China Launches Strict New Internet Controls (With Photo)

Anyone who wants to open a website in China now has to have a face-to-face meeting with regulators first, AP reports:

The state-sanctioned group that registers domain names in China froze registrations for new individual Web sites in December after state media complained that not enough was being done to check whether sites provided pornographic content.

The Ministry of Industry and Information Technology said that ban was being lifted, but would-be operators would now have submit their identity cards and photos of themselves as well as meet in person with regulators and representatives of service providers before their sites could be registered.

It said the rule was aimed at cracking down on pornography.

China has the world’s biggest online population, with 384 million Internet users. The government operates the world’s most extensive system of Web monitoring and filtering, blocking pornographic sites as well as those seen as subversive to communist rule.

ChinaZ.com, a community website for webmasters reported the photo requirement and process with the following actual photo:

Update: From LA Times:

“Internet security needs to be cured from its roots,” Li Yizhong, head of the Ministry of Industry and Information Technology, was quoted as saying in a state news article Sunday.

Critics say the new requirement has little to do with pornography and instead serves to increase controls and discourage web users from engaging in any activity that challenged the government.

For all its complexity, experts say the key to the government’s controls is not its filtering technology or registration requirements, but the willingness of individuals to censor themselves.

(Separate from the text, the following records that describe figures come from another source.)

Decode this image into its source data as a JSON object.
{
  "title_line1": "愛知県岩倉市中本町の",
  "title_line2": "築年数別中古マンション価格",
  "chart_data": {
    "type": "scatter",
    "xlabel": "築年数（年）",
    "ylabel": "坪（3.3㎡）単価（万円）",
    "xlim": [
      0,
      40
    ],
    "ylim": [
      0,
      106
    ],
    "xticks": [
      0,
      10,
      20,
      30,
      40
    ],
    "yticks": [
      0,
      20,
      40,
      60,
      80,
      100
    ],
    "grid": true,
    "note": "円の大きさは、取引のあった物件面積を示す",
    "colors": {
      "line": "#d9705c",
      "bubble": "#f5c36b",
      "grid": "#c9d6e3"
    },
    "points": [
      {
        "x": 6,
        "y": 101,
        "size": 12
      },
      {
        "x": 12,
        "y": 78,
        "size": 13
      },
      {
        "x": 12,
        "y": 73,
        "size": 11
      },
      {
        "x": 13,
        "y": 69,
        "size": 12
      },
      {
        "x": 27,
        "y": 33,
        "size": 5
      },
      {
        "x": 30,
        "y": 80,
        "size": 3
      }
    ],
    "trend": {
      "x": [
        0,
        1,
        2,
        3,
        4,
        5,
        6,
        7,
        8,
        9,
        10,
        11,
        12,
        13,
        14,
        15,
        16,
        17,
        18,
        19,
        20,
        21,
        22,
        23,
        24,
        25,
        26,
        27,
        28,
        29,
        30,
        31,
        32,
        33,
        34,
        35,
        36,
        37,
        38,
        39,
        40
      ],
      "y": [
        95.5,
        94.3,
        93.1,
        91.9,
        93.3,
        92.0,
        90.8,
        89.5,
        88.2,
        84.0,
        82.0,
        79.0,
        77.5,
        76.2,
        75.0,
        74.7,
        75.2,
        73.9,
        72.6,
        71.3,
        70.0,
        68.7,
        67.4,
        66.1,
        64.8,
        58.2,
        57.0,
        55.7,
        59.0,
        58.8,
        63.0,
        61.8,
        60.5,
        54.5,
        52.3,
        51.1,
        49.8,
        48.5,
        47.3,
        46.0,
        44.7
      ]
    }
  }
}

“This new measure comes as no surprise, since a key element of control has always been about how to use disciplinary punishment and surveillance to create a self-censorship environment,” said Xiao Qiang, director of the China Internet Project at UC Berkeley. “The government feels increasingly insecure with their ability to control the Internet, therefore more and more policies and controlling practices are aimed at enhancing a self-policing environment.”